Key Patterns and Conventions
Result
Handlers never throw exceptions for expected failures. They return Result<T>:
// Returning success
return new OrderResponse(order.Id, order.Status);
// Returning failure
return Result.Failure<OrderResponse>(OrderErrors.NotFound(id));
At the endpoint level, map the result to an HTTP response:
return result.IsSuccess
? Results.Ok(result.Value)
: Results.NotFound();
Commands and Queries
Use ICommand<TResponse> for operations that change state, IQuery<TResponse> for reads:
public sealed record CreateOrderCommand(Guid UserId, decimal Total) : ICommand<Guid>;
public sealed record GetOrderQuery(Guid OrderId) : IQuery<OrderResponse>;
Implement ICommandHandler<TCommand, TResponse> or IQueryHandler<TQuery, TResponse> accordingly.
Validation
Add a FluentValidation validator next to any command that requires input validation:
// CreateOrderCommandValidator.cs
public sealed class CreateOrderCommandValidator : AbstractValidator<CreateOrderCommand>
{
public CreateOrderCommandValidator()
{
RuleFor(c => c.UserId).NotEmpty();
RuleFor(c => c.Total).GreaterThan(0);
}
}
The ValidationBehavior MediatR pipeline behavior runs all validators automatically before the handler.
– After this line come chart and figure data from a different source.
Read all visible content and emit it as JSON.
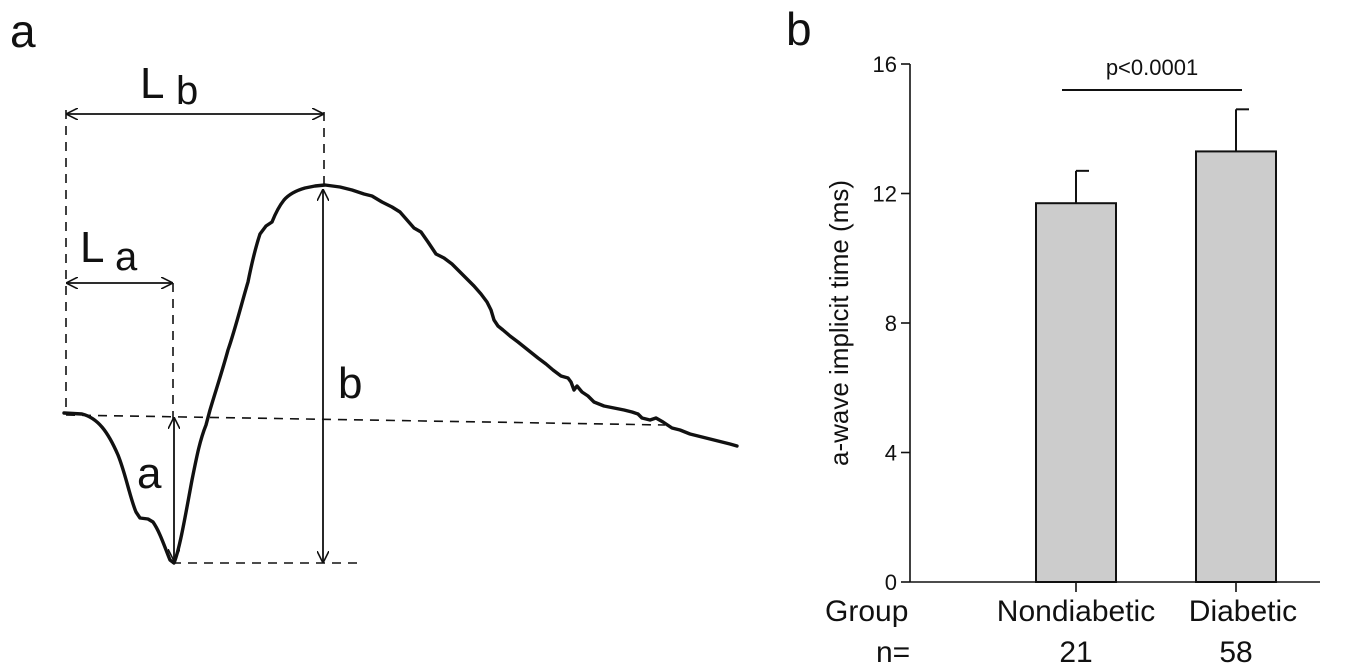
{
  "panel_a": {
    "letter": "a",
    "labels": {
      "Lb_main": "L",
      "Lb_sub": "b",
      "La_main": "L",
      "La_sub": "a",
      "b_amp": "b",
      "a_amp": "a"
    }
  },
  "panel_b": {
    "letter": "b",
    "row_labels": {
      "group": "Group",
      "n": "n="
    }
  },
  "colors": {
    "bar_fill": "#cccccc",
    "stroke": "#111111"
  },
  "chart_data": {
    "type": "bar",
    "title": "",
    "xlabel": "",
    "ylabel": "a-wave implicit time (ms)",
    "categories": [
      "Nondiabetic",
      "Diabetic"
    ],
    "n": [
      "21",
      "58"
    ],
    "values": [
      11.7,
      13.3
    ],
    "errors": [
      1.0,
      1.3
    ],
    "ylim": [
      0,
      16
    ],
    "yticks": [
      "0",
      "4",
      "8",
      "12",
      "16"
    ],
    "annotation": "p<0.0001"
  }
}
Invalid requests return a 400 Bad Request with field-level error details — no handler code needed.
Domain Entities
Every entity must:
- Inherit from
Entity - Have a private parameterless constructor (required by EF Core)
- Expose a static
Create()factory method for all other construction
public sealed class Order : Entity
{
public Guid UserId { get; private set; }
public decimal Total { get; private set; }
private Order() { } // EF Core
public static Order Create(Guid userId, decimal total)
{
return new Order
{
Id = Guid.NewGuid(),
UserId = userId,
Total = total
};
}
}
This is enforced by the architecture tests in DomainTests.cs.
Naming Conventions
The architecture tests enforce these naming rules:
| Type | Convention | Example |
|---|---|---|
| Commands | End with Command |
CreateOrderCommand |
| Queries | End with Query |
GetOrderQuery |
| Command handlers | End with CommandHandler |
CreateOrderCommandHandler |
| Query handlers | End with QueryHandler |
GetOrderQueryHandler |
| Validators | End with Validator |
CreateOrderCommandValidator |
Endpoints
Implement IEndpoint and the class is discovered and registered automatically at startup:
internal sealed class MyEndpoint : IEndpoint
{
public void MapEndpoint(IEndpointRouteBuilder app)
{
app.MapPost("resource", Handler).WithTags("Resource");
}
private static async Task<IResult> Handler(...) { ... }
}
No registration in DependencyInjection.cs is needed for individual endpoints — only the AssemblyReference marker class in the Presentation project needs to exist so EndpointExtensions can scan the assembly.
Module Isolation
Modules must never reference each other directly. Cross-module communication should go through:
- Integration events (publish via a message broker or in-process event bus — add as needed)
- Shared contracts in a dedicated
Mccn.Modules.<Name>.Contractsproject that other modules may reference
The global architecture tests in test/Mccn.ArchitectureTests/ will fail the build if a module-to-module reference is introduced.